Competitive Bundling in Information Markets: A Seller-Side Analysis
Published on Jan 1, 2016in Management Information Systems Quarterly4.373
· DOI :10.25300/MISQ/2016/40.1.05
The emerging field of data analytics and the increasing importance of data and information in decision making has created a large market for buying and selling information and information-related services. In this market, for some types of information products, it is common for a consumer to purchase the same type of information product from multiple sources. In other situations, a consumer may buy different types of information products from different sources and synthesize the information. On the seller side, bundling of different types of information products appears to have emerged as a key design strategy to improve profitability. This paper examines bundling decisions of a duopoly in the information market in which each seller offers two (or more) types of information products.

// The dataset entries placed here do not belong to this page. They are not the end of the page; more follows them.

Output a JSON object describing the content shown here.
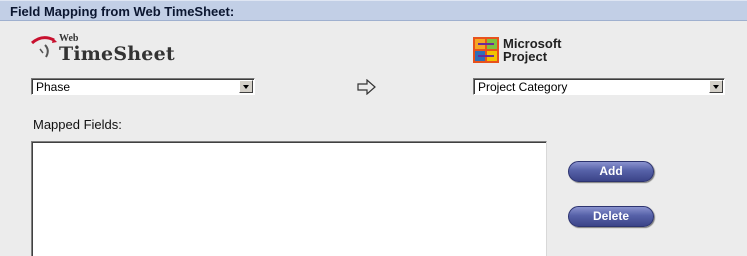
{
  "header": {
    "title": "Field Mapping from Web TimeSheet:"
  },
  "source": {
    "logo_small": "Web",
    "logo_main": "TimeSheet",
    "selected": "Phase"
  },
  "target": {
    "logo_line1": "Microsoft",
    "logo_line2": "Project",
    "selected": "Project Category"
  },
  "mapped": {
    "label": "Mapped Fields:",
    "items": []
  },
  "buttons": {
    "add": "Add",
    "delete": "Delete"
  },
  "icons": {
    "source_logo": "web-timesheet-logo-icon",
    "target_logo": "microsoft-project-logo-icon",
    "map_arrow": "right-arrow-icon",
    "dropdown": "dropdown-arrow-icon"
  },
  "colors": {
    "header_bg": "#c2cfe6",
    "button": "#4b559b",
    "msp_orange": "#e8521c"
  }
}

A pair of competing information products from the two sellers can be substitutes or complements and consumers may find it profitable to purchase the same type of information from both sellers. We show that bundling by both sellers emerges as the equilibrium outcome when (at least) one competing pair consists of substitutes and (at least) one pair consists of complements. In this case, bundling by both sellers benefits them both by softening the price competition between their offerings. Softening of competition does not occur when all competing pairs in the bundles have only substitutes (complements) even if the degree of substitutability (complementarity) between products within a pair varies across pairs, resulting in an equilibrium in which each information type is sold separately by both sellers.